A Justiça do Trabalho determinou nesta segunda-feira (06) a busca e apreensão da urna onde foram depositados os votos para a eleição da Federação das Indústrias no Estado de Mato Grosso (Fiemt) realizada na última sexta-feira (03). O votos não foram computados na data da eleição, pois uma decisão da Justiça Federal suspendeu a votação e a urna foi lacrada. Ele atendeu um pedido do empresário Jaime Trentim.

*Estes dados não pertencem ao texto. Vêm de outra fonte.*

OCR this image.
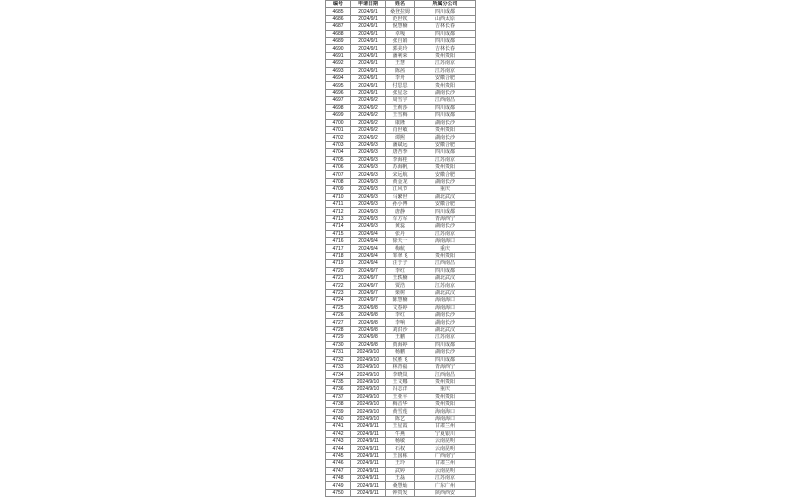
编号	申请日期	姓名	所属分公司
4685	2024/9/1	桑登拉姆	四川成都
4686	2024/9/1	范世钦	山西太原
4687	2024/9/1	倪慧楠	吉林长春
4688	2024/9/1	卓嘎	四川成都
4689	2024/9/1	张自娟	四川成都
4690	2024/9/1	郭美玲	吉林长春
4691	2024/9/1	潘利荣	贵州贵阳
4692	2024/9/1	王慧	江苏南京
4693	2024/9/1	陈茜	江苏南京
4694	2024/9/1	李舟	安徽合肥
4695	2024/9/1	付思思	贵州贵阳
4696	2024/9/1	张星念	湖南长沙
4697	2024/9/2	周雪宇	江西南昌
4698	2024/9/2	王莉莎	四川成都
4699	2024/9/2	王雪梅	四川成都
4700	2024/9/2	康隆	湖南长沙
4701	2024/9/2	肖世敏	贵州贵阳
4702	2024/9/2	谭熙	湖南长沙
4703	2024/9/3	潘斌远	安徽合肥
4704	2024/9/3	唐杏季	四川成都
4705	2024/9/3	李海桂	江苏南京
4706	2024/9/3	苏海帆	贵州贵阳
4707	2024/9/3	宋远航	安徽合肥
4708	2024/9/3	黄金龙	湖南长沙
4709	2024/9/3	江风节	重庆
4710	2024/9/3	马繁世	湖北武汉
4711	2024/9/3	孙小博	安徽合肥
4712	2024/9/3	唐静	四川成都
4713	2024/9/3	车方军	青海西宁
4714	2024/9/3	黄蕊	湖南长沙
4715	2024/9/4	张丹	江苏南京
4716	2024/9/4	徐天一	海南海口
4717	2024/9/4	梅航	重庆
4718	2024/9/4	邹翠飞	贵州贵阳
4719	2024/9/4	汪于子	江西南昌
4720	2024/9/7	李红	四川成都
4721	2024/9/7	王轶楠	湖北武汉
4722	2024/9/7	贾浩	江苏南京
4723	2024/9/7	栗树	湖北武汉
4724	2024/9/7	陈慧楠	海南海口
4725	2024/9/8	文春婷	海南海口
4726	2024/9/8	李红	湖南长沙
4727	2024/9/8	李响	湖南长沙
4728	2024/9/8	刘洪沙	湖北武汉
4729	2024/9/8	王鹏	江苏南京
4730	2024/9/8	贾海婷	四川成都
4731	2024/9/10	杨鹏	湖南长沙
4732	2024/9/10	侯胜飞	四川成都
4733	2024/9/10	林青福	青海西宁
4734	2024/9/10	李晓岚	江西南昌
4735	2024/9/10	王文娜	贵州贵阳
4736	2024/9/10	冯志洋	重庆
4737	2024/9/10	王亚平	贵州贵阳
4738	2024/9/10	梅音华	贵州贵阳
4739	2024/9/10	黄雪莲	海南海口
4740	2024/9/10	陈艺	海南海口
4741	2024/9/11	王星霞	甘肃兰州
4742	2024/9/11	牛燕	宁夏银川
4743	2024/9/11	杨敏	云南昆明
4744	2024/9/11	石权	云南昆明
4745	2024/9/11	王国栋	广西南宁
4746	2024/9/11	王玲	甘肃兰州
4747	2024/9/11	武婷	云南昆明
4748	2024/9/11	王磊	江苏南京
4749	2024/9/11	桑慧灿	广东广州
4750	2024/9/11	钟贵发	陕西西安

A disputa à presidência da Fiemt possui duas chapas e estava prevista para acontecer nesta sexta (3). Gustavo Oliveira, ex-secretário de Estado e atual vice-presidente da entidade, lidera a chapa União Pela Indústria. O outro grupo, denominado Fiemt Renovada e Independente, é liderado por Domingos Kennedy.
Na noite de quinta, o juiz Casella decidiu, em liminar, pela suspensão das eleições desta sexta. A Ação Popular foi movida pelo empresário Jaime Trentim, que é um dos diretores na chapa de oposição encabeçada por Kennedy. No entanto, posteriomente, o plantonista do TJ-MT concedeu liminar que permitiu realizar a votação.

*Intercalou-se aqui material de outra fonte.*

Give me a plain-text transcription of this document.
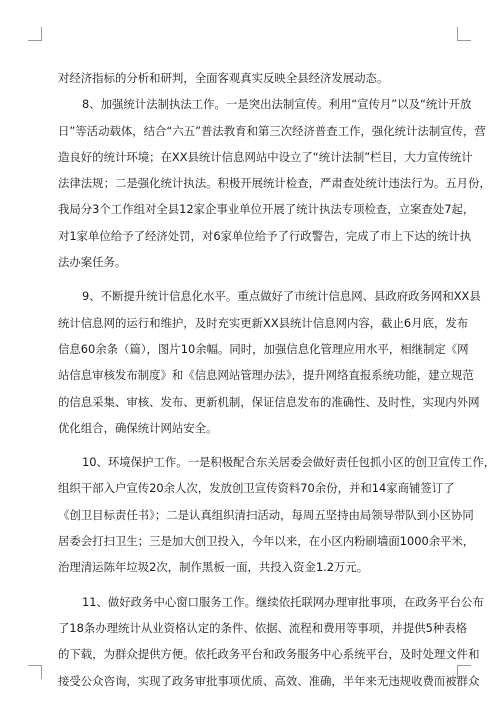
对经济指标的分析和研判，全面客观真实反映全县经济发展动态。
8、加强统计法制执法工作。一是突出法制宣传。利用“宣传月”以及“统计开放
日”等活动载体，结合“六五”普法教育和第三次经济普查工作，强化统计法制宣传，营
造良好的统计环境；在XX县统计信息网站中设立了“统计法制”栏目，大力宣传统计
法律法规；二是强化统计执法。积极开展统计检查，严肃查处统计违法行为。五月份，
我局分3个工作组对全县12家企事业单位开展了统计执法专项检查，立案查处7起，
对1家单位给予了经济处罚，对6家单位给予了行政警告，完成了市上下达的统计执
法办案任务。
9、不断提升统计信息化水平。重点做好了市统计信息网、县政府政务网和XX县
统计信息网的运行和维护，及时充实更新XX县统计信息网内容，截止6月底，发布
信息60余条（篇），图片10余幅。同时，加强信息化管理应用水平，相继制定《网
站信息审核发布制度》和《信息网站管理办法》，提升网络直报系统功能，建立规范
的信息采集、审核、发布、更新机制，保证信息发布的准确性、及时性，实现内外网
优化组合，确保统计网站安全。
10、环境保护工作。一是积极配合东关居委会做好责任包抓小区的创卫宣传工作，
组织干部入户宣传20余人次，发放创卫宣传资料70余份，并和14家商铺签订了
《创卫目标责任书》；二是认真组织清扫活动，每周五坚持由局领导带队到小区协同
居委会打扫卫生；三是加大创卫投入，今年以来，在小区内粉刷墙面1000余平米，
治理清运陈年垃圾2次，制作黑板一面，共投入资金1.2万元。
11、做好政务中心窗口服务工作。继续依托联网办理审批事项，在政务平台公布
了18条办理统计从业资格认定的条件、依据、流程和费用等事项，并提供5种表格
的下载，为群众提供方便。依托政务平台和政务服务中心系统平台，及时处理文件和
接受公众咨询，实现了政务审批事项优质、高效、准确，半年来无违规收费而被群众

Nesta segunda, o desembargador do TRT, Edson Bueno, determinou que a urna ficará recolhida na Coordenadoria de Segurança do TRT e será aberta no dia 13 de agosto, às 10h, para apuração.
Decisão anterior, que, além de ter sido proferida por juízo incompetente, contrariou uma liminar do 27 de julho que determinava a realização de todo processo eleitoral normalmente, conforme destaca o desembargador do TRT.
Segundo Bueno, a competência para julgar matéria de eleição sindical é exclusiva da Justiça do Trabalho. “Entendimento que está respaldado na liminar concedida na ADI n.3.395-6 do ministro Nelson Jobim, que excluiu da Justiça do Trabalho tão somente a apreciação das causas instauradas entre o poder público e seus servidores vinculados por típica relação de ordem estatutária ou de caráter jurídico administrativo”, explica.
O magistrado do TRT destaca ainda que a não apuração dos votos descumpre a liminar concedia por ele no dia 27 de julho. “Deixei esclarecido, por repetidas vezes, o respeito à liberdade sindical, e, portanto, ao que as chapas pactuaram. Reitero que a liminar foi concedida para realizar a eleição com a colheita dos votos, apuração e publicação do resultado e, por evidente, proclamando qual das duas inscritas no processo foi a vencedora”, assinala.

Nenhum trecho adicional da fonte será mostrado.